Even the nuke strike rate is only a third of the (subsidised) energy cap price we're paying.
So most of what we're paying to heat our houses and cook, goes to the exchequer.
Any fault in that logic, please?
When the CfD contract ends, the plant is foreign owned so we pay market rate - which is based on the most expensive price out there. The exchequer does not make, out of that.
Even the strike rates don't reflect what it costs to produce.
If you look at proposals for turbines around the USA the figures aren't bound up in all the Cfd shenanegins.

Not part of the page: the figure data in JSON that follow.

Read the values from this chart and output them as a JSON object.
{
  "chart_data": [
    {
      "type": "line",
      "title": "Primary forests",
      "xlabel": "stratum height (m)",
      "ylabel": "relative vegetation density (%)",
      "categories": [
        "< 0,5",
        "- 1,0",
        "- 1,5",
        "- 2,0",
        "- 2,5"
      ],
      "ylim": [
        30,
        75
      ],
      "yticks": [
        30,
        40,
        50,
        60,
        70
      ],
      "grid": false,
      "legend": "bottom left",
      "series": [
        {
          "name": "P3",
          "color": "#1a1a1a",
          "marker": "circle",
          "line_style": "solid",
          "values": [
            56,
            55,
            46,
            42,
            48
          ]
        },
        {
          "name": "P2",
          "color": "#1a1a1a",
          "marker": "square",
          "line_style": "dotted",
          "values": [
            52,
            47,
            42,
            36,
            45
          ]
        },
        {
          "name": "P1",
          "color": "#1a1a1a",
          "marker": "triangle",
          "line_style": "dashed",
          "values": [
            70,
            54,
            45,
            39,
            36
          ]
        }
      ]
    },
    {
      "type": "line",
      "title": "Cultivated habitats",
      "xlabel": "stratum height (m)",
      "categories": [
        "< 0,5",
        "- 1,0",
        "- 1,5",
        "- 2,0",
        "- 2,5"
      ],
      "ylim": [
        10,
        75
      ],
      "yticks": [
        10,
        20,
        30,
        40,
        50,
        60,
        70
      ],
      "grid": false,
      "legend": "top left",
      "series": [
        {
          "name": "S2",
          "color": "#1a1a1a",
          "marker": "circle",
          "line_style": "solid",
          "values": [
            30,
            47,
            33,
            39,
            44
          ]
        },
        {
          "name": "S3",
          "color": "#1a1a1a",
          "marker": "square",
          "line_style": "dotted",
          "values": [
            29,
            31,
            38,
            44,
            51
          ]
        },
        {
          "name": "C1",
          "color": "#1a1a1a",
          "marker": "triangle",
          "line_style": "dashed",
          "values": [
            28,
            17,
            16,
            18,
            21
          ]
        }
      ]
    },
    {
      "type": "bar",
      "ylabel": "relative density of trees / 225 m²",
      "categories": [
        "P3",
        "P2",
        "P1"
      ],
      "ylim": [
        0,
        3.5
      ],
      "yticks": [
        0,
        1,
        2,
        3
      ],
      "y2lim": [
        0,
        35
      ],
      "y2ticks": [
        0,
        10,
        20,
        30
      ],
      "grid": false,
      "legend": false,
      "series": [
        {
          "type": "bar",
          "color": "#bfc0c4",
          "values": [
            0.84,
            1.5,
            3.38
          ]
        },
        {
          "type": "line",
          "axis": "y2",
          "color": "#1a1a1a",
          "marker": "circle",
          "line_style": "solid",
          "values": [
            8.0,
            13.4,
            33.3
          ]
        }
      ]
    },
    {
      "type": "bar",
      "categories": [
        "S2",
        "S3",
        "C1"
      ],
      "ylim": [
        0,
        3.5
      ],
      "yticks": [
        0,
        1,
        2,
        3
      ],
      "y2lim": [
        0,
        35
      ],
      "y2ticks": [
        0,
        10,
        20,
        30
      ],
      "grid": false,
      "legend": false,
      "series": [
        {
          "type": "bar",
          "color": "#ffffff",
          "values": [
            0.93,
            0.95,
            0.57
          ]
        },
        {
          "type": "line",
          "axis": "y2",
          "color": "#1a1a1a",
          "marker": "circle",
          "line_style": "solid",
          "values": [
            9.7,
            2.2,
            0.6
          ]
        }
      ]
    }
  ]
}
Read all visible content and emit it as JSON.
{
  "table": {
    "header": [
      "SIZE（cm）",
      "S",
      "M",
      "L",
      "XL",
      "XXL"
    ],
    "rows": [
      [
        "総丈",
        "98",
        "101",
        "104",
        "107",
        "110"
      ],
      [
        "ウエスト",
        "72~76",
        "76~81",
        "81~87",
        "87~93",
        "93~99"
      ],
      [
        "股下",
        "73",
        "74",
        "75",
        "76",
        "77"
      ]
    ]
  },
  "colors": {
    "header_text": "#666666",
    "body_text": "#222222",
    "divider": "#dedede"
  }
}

You pay X for your windmill, Y a year to maintan it and its capacity is theoretically XX MW, and you can run at YY% . Simple sums, to get what your energy is actually costing per unit, and a payback period figure, which is
not long.
All of which says WE should own the installations so what the energy costs is the bulding costs, spread out over the period of operation, (or repayments on the loan for building it if you like) , plus the the plant maintenance costs.
That model is the one which local people think of when someone suggests putting onshore turbines in their nice location, while they hope to benefit ftom the "free" energy. Their aspirations couldn't be further from the truth. It'll be some foreigner making money out of their nice environments, at no benefit to them.
DIdn't Truss /Kwarteng propose a de-linking of energy prices somehow? Can't remember what they called it so I can't find it.